La noche del 24 de abril de 2008 en Aguascalientes las televisiones locales han interrumpido la emisión de los partidos de fútbol para informar del terrible suceso. Llega la hora de la segunda y decisiva operación y miles de aficionados contienen el aliento. Dos horas después de que el quirófano se cerrara a cal y canto, llegan las primeras noticias: El torero “está estable y su vida no corre peligro en este momento”, declara aliviado su apoderado, Salvador Boix, ante los numerosos medios de comunicación que se han congregado a las puertas del hospital para informar en directo al mundo.

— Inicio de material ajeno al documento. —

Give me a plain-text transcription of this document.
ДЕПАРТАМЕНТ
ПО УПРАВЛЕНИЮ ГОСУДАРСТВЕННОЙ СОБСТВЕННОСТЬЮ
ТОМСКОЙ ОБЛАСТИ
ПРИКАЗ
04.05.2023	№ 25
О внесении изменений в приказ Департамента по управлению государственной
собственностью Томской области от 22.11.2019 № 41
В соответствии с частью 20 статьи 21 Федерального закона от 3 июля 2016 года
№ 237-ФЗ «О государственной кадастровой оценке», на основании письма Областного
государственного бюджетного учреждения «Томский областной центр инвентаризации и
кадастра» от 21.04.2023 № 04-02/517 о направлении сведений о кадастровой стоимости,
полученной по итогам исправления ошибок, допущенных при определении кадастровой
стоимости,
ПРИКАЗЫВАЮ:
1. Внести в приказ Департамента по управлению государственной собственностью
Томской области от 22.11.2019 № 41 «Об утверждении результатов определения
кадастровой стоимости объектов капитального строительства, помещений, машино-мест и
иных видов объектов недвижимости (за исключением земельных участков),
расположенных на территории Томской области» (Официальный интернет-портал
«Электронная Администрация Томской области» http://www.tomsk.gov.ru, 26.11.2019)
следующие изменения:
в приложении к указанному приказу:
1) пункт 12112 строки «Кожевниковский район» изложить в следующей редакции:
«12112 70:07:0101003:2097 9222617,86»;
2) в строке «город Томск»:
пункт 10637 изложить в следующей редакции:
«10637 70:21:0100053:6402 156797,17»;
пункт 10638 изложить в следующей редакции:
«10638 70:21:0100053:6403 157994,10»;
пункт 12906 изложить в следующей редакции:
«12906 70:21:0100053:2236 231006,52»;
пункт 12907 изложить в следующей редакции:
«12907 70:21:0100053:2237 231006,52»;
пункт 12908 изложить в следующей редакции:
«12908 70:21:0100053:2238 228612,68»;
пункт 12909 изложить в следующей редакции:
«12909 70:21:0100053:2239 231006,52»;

Tras el milagro azteca, el sevillano, de la mano del doctor Toledo, que ha conseguido que José Tomás haya vuelto a torear. Llegó a su consulta sin cuádriceps ni musculatura en la pierna izquierda y con el nervio femoral para el arrastre, al que se le tuvo que practicar un injerto. Una operación que empezó a las cuatro de la tarde y finalizó a las doce de la noche. La distancia que separa el 24 de abril de 2008 del 23 de julio de 2011. Aguascalientes (México) de Valencia (España). Ocho horas, tres años y tres meses de lucha titánica para volver a vestirse de luces y colocarse de nuevo, con la misma resolución, en el “vértice del miedo” en el que le contemplan un rosario interminable de percances y quince cornadas.

La última es el eje del libro Diálogo con Navegante, en el que el diestro reflexiona sobre “las dudas y el miedo que siento para crear la faena perfecta”. Esa que probablemente realizó a “Ingrato”, de la ganadería de Juan Pedro Domecq, la mañana del 16 de septiembre de 2012 en Nimes (Francia). Una lidia memorable que se hizo “real en el ruedo, con capote y muleta, en ese territorio […] donde encontrar juntos el tesoro del arte y llevar la emoción al público” y que culminó con el indulto del toro. “Un camino largo, muy largo e intenso, muy intenso. De mucha incertidumbre que me hizo crecer como persona, que me hizo crecer como torero. Porque tuve que profundizar en las formas [...]. Fue más hermoso que nunca reencontrarme con las sensaciones de siempre, coger una muleta, torear de salón, hacer un tentadero y llegar a una plaza de toros, ponerme el traje de luces y liarme el capote de paseo para volver a pisar el terreno de la libertad. La libertad que se siente en el ruedo poniendo la vida en juego pero, eso sí, a cambio de más vida todavía”.